Although the government has taken action to tackle illegal fishing by deploying navy ships last year, the vaquita porpoise’s numbers continue to drop down. Between 2012 and 2014, this species declined from 200 specimens to just 100.
Worse, since 2014, its numbers went down to roughly 60 specimens, based on the statistics. The marine biologists are currently using drones to survey the area.
The high-resolutions cameras can easily detect any illegal activity. It is worth mentioning that this method has been used starting from July. The officials from the environment ministry announced that they had successfully removed 103 illegal nets set for catching sharks, totoaba, and other species.
According to Lorenzo Rojas-Bracho, CIRVA chair, the conservationists will develop a capture project in spring.

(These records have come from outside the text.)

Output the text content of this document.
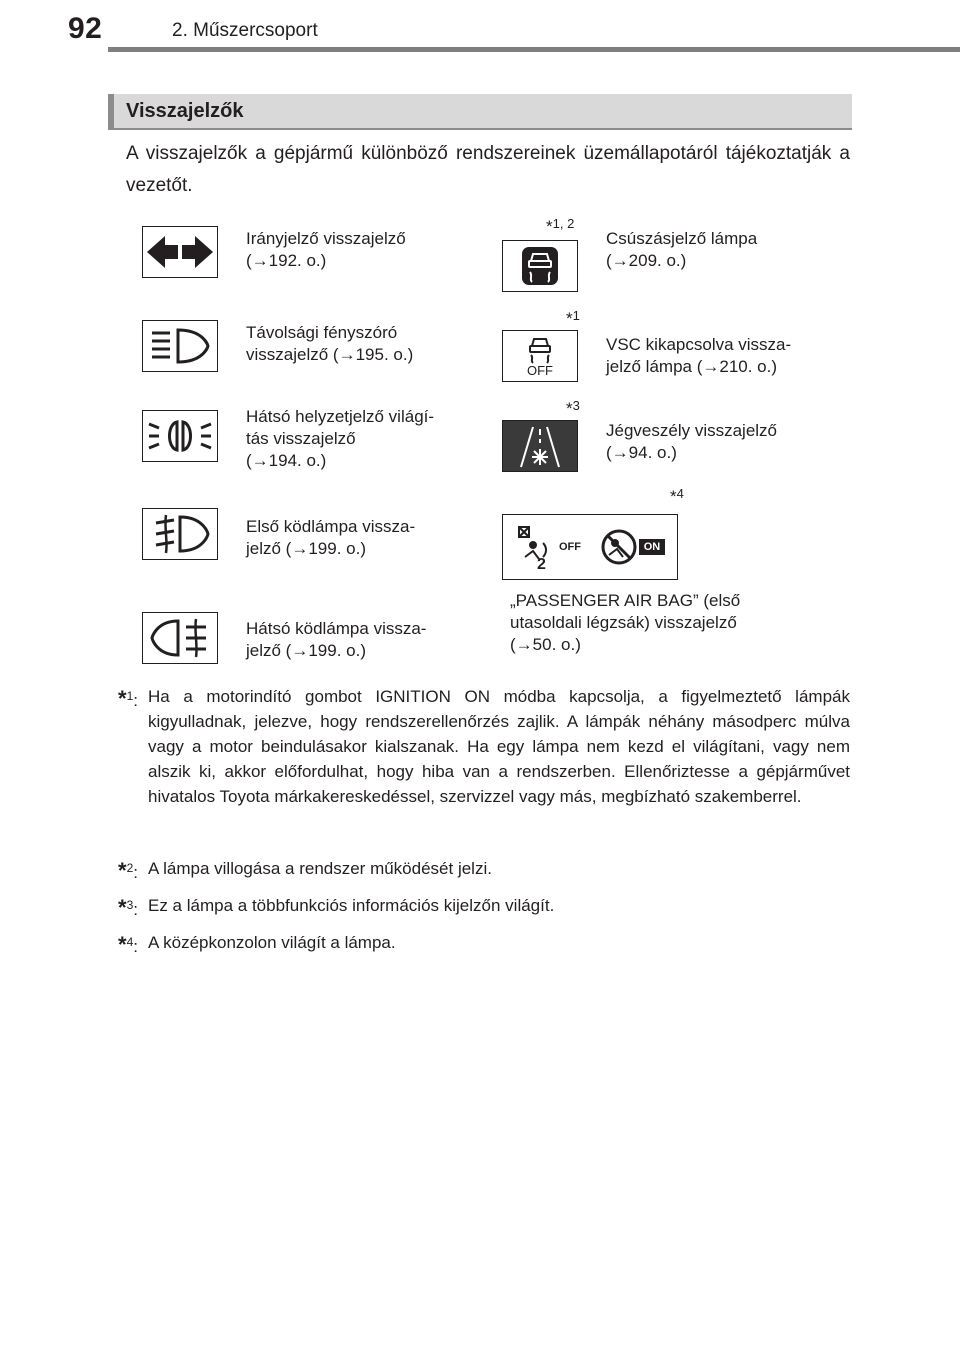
92	2. Műszercsoport
Visszajelzők
A visszajelzők a gépjármű különböző rendszereinek üzemállapotáról tájékoztatják a vezetőt.
Irányjelző visszajelző
(→192. o.)
Távolsági fényszóró
visszajelző (→195. o.)
Hátsó helyzetjelző világí-
tás visszajelző
(→194. o.)
Első ködlámpa vissza-
jelző (→199. o.)
Hátsó ködlámpa vissza-
jelző (→199. o.)
*$^{1, 2}$
Csúszásjelző lámpa
(→209. o.)
*$^1$
OFF
VSC kikapcsolva vissza-
jelző lámpa (→210. o.)
*$^3$
Jégveszély visszajelző
(→94. o.)
*$^4$
2
OFF	ON
„PASSENGER AIR BAG” (első
utasoldali légzsák) visszajelző
(→50. o.)
*$^1$: Ha a motorindító gombot IGNITION ON módba kapcsolja, a figyelmeztető lámpák kigyulladnak, jelezve, hogy rendszerellenőrzés zajlik. A lámpák néhány másodperc múlva vagy a motor beindulásakor kialszanak. Ha egy lámpa nem kezd el világítani, vagy nem alszik ki, akkor előfordulhat, hogy hiba van a rendszerben. Ellenőriztesse a gépjárművet hivatalos Toyota márkakereskedéssel, szervizzel vagy más, megbízható szakemberrel.
*$^2$: A lámpa villogása a rendszer működését jelzi.
*$^3$: Ez a lámpa a többfunkciós információs kijelzőn világít.
*$^4$: A középkonzolon világít a lámpa.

This conservation program is designed to capture as many specimens as possible and to help them reproduce in captivity.
The scientists will introduce the specimens in a protected area, where they will be 100 percent safe from any potential threats. There, a qualified team will conduct a comprehensive breeding program which will facilitate the recovery of the vaquita porpoise.
The marine biologists have never caught a living vaquita porpoise before. This animal is 1.5 meters long or 5 feet. Also, it is called the panda of the sea because it has dark rings around its eyes.